My book draws a picture of human knowledge as a kind of successful cognitive performance. In order to know that p one must at a minimum attain an aim of one’s belief that p: i.e., one must hit the mark of truth. A performance can attain its aim by sheer luck, however, in which case its success will not manifest the competence of the performer, either because the performance is not so much as competent, or else because, however competent it may or may not be, it is not its competence that accounts for its success. In order to be apt a performance must attain its basic aim, it must be a competent performance, and, further, its success must manifest its competence.

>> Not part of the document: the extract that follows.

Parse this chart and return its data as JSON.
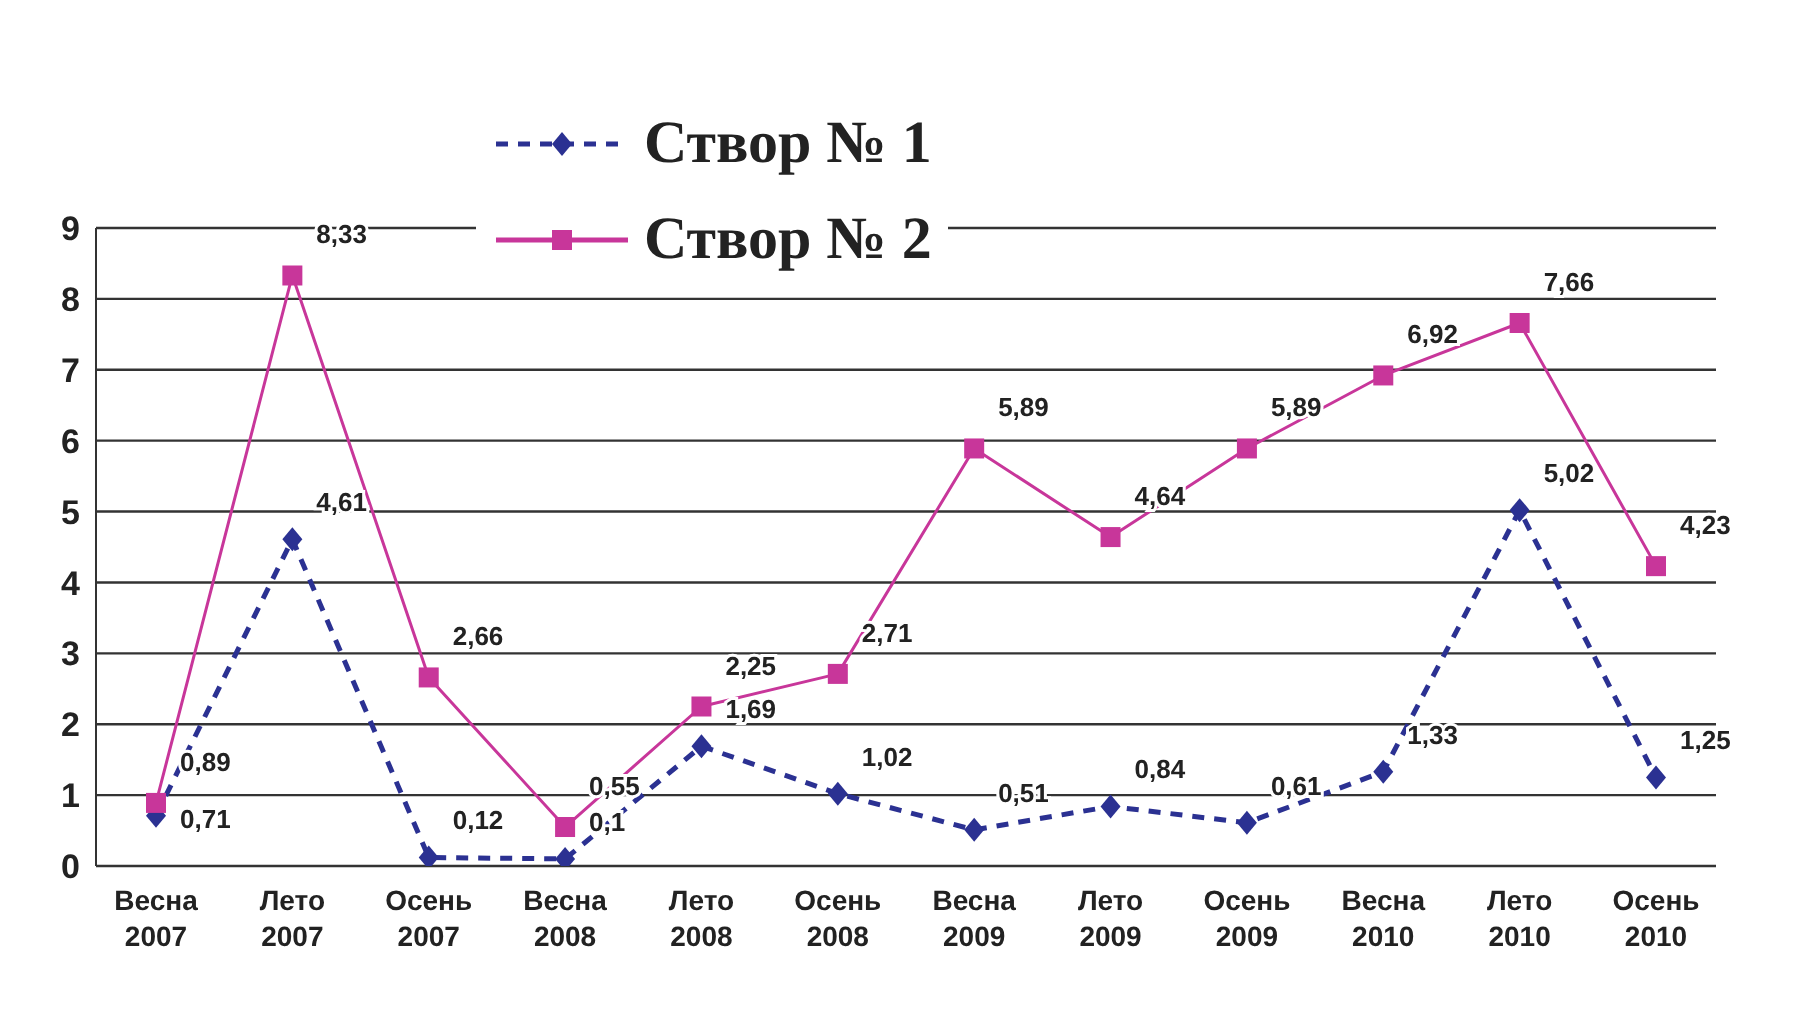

Animal knowledge is apt cognitive performance, apt belief. But there is a higher level of knowledge, reflective knowledge. Here the believer aptly notes, or implicitly presupposes, the aptness of his first-order belief.

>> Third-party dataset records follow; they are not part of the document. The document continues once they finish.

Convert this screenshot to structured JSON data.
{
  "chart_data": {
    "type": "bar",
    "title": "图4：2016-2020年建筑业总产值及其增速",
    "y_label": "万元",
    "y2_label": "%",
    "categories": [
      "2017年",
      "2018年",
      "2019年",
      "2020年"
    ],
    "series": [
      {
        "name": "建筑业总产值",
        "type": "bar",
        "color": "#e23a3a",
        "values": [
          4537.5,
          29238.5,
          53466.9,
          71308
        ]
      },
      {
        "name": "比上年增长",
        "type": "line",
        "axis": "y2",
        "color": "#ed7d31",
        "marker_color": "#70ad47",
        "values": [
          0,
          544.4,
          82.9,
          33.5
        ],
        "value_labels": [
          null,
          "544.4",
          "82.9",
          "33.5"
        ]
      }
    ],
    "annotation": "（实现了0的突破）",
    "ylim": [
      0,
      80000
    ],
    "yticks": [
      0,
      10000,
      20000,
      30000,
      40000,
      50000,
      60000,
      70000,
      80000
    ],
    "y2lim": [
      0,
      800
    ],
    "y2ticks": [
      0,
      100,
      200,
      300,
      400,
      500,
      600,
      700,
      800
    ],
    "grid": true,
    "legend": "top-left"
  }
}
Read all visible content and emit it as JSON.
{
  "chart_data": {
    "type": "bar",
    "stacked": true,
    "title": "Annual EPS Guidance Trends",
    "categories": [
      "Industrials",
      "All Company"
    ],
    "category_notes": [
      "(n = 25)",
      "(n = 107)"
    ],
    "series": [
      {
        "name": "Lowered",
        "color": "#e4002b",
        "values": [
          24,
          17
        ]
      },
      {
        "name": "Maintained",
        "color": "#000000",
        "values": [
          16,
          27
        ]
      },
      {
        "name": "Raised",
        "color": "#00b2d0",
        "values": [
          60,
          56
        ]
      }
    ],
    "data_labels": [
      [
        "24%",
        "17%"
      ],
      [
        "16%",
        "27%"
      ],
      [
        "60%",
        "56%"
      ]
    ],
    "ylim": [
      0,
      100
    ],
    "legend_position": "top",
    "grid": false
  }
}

The book details that picture of knowledge on its two levels. Framing the picture, the opening and closing chapters confront respective forms of skepticism. The first chapter confronts the dream skeptic, the last a kind of Pyrrhonian skeptic. The second chapter presents the basic account of knowledge, and the fifth develops it on its two levels. The two middle chapters take up as many issues recently prominent in epistemology, through the normativity of the apt belief. Thus, the third chapter takes up intuition as an epistemic source in line with our virtue epistemology, and the fourth offers a theory of epistemic normativity as a kind of performance normativity.